Olhava para as copas das árvores – o desenho irregular e fantasmagórico que elas faziam contra o céu pincelado de nuvens cinzas. Eu gostava de dirigir por ali durante as madrugadas. Era o meu velho caminho de casa.
Júlia quase não conversava: talvez a noite fosse uma sombra de lápides para ela; podia ser ainda que as sombras sufocassem a sua alma, deixando-a ainda mais taciturna. Sem me preocupar em especular demasiado sobre os seus sentimentos, peguei a sua mão e beijei-a. Ela me olhou de modo meigo e sorriu. Depois, esticou-se toda e colocou a cabeça em meu ombro. Com um movimento delicado, aninhei-a depois no meu colo, sem nenhum pudor, enquanto acariciava os seus cabelos.
Eu sabia o que ia acontecer quando chegássemos em casa. Colocaria uma das minhas maravilhosas divas no aparelho e ouviríamos blues. E, em seguida, a história de Júlia seria desfiada, uma mulher linda que a vida tinha transformado num ser triste e amuado, emaranhada em seu novelo.

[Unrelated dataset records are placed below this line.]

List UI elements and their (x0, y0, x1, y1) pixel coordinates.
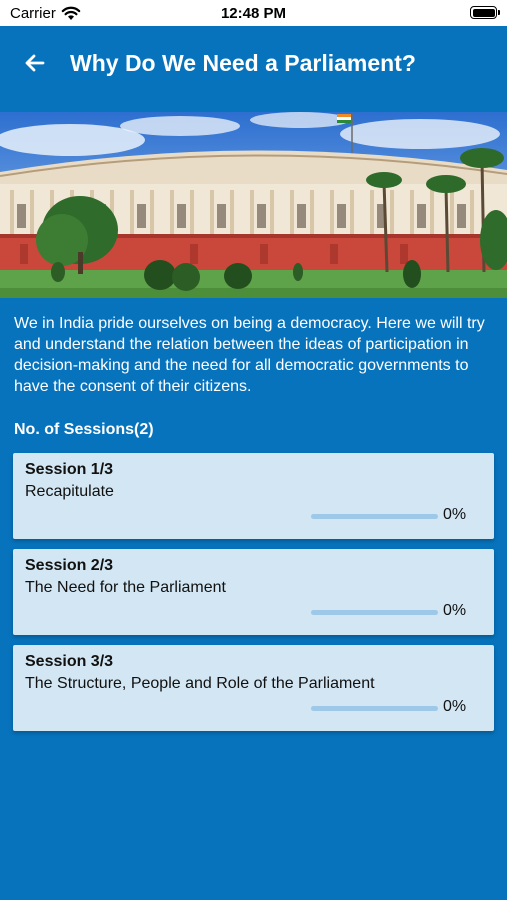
session-progress-bar (311, 610, 438, 615)
sessions-count-heading: No. of Sessions(2) (14, 421, 154, 438)
clock: 12:48 PM (220, 5, 287, 22)
intro-description: We in India pride ourselves on being a d… (14, 315, 485, 395)
arrow-left-icon (25, 54, 45, 72)
session-subtitle: The Structure, People and Role of the Pa… (25, 675, 375, 692)
session-subtitle: Recapitulate (25, 483, 114, 500)
battery-icon (470, 6, 500, 19)
session-title: Session 3/3 (25, 653, 114, 670)
page-title: Why Do We Need a Parliament? (70, 50, 416, 76)
status-bar: Carrier 12:48 PM (0, 0, 507, 26)
session-progress-label: 0% (443, 506, 467, 523)
back-button[interactable] (20, 48, 50, 78)
session-title: Session 2/3 (25, 557, 114, 574)
session-subtitle: The Need for the Parliament (25, 579, 226, 596)
session-card-1[interactable]: Session 1/3 Recapitulate 0% (13, 453, 494, 539)
nav-bar: Why Do We Need a Parliament? (0, 26, 507, 98)
session-card-2[interactable]: Session 2/3 The Need for the Parliament … (13, 549, 494, 635)
session-title: Session 1/3 (25, 461, 114, 478)
session-progress-label: 0% (443, 602, 467, 619)
session-progress-bar (311, 706, 438, 711)
session-card-3[interactable]: Session 3/3 The Structure, People and Ro… (13, 645, 494, 731)
parliament-hero-image (0, 112, 507, 298)
session-progress-label: 0% (443, 698, 467, 715)
session-progress-bar (311, 514, 438, 519)
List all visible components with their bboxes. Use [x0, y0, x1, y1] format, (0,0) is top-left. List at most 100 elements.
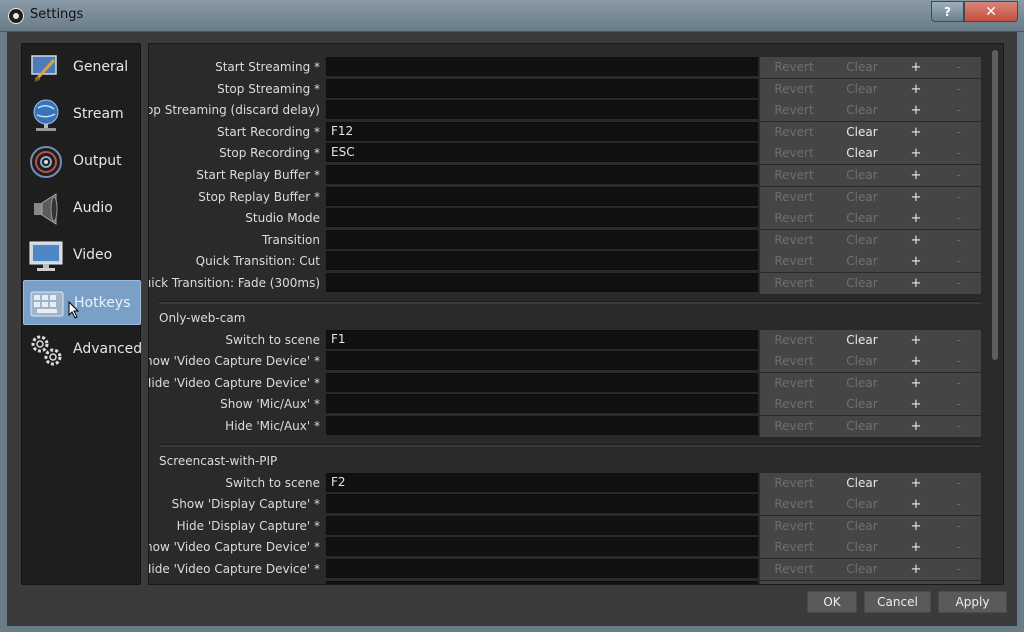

Eu também tinha o meu desespero, mas era um desespero cínico e bem controlado com gotas de Rivotril. Eu sabia também que haveria um reencontro de corpos dispersos e adiados, corpos que, de um modo ou de outro, a vida tinha moído sem nenhuma comiseração. E tinha certeza, vinda de uma fresta do meu espírito, que eu poderia amá-la com a tranquilidade dos corpos que, por um momento, equiparam-se – e reequilibram-se. Mais ainda, eu sabia que Maybe I’m a Fool, na voz rouca de Aretha Franklin, o baseado, a história e as carícias que trocaríamos eram tudo o que aquela noite me oferecia. Pra mim, esse reencontro significava uma riqueza que deveria ser lentamente absorvida, beijos após beijos, fluidos após fluidos, na entrega das almas. Porque era demasiado bom pra encerrar uma noite, sobretudo pra quem vivia num país triste, numa cidade triste, num sábado vazio e perto de pessoas amarguradas. Talvez eu até encontrasse, no final, a alegria e o conforto que sempre procurara. Era bom estar ali, ao lado de Júlia, e voltar mais uma vez pra casa.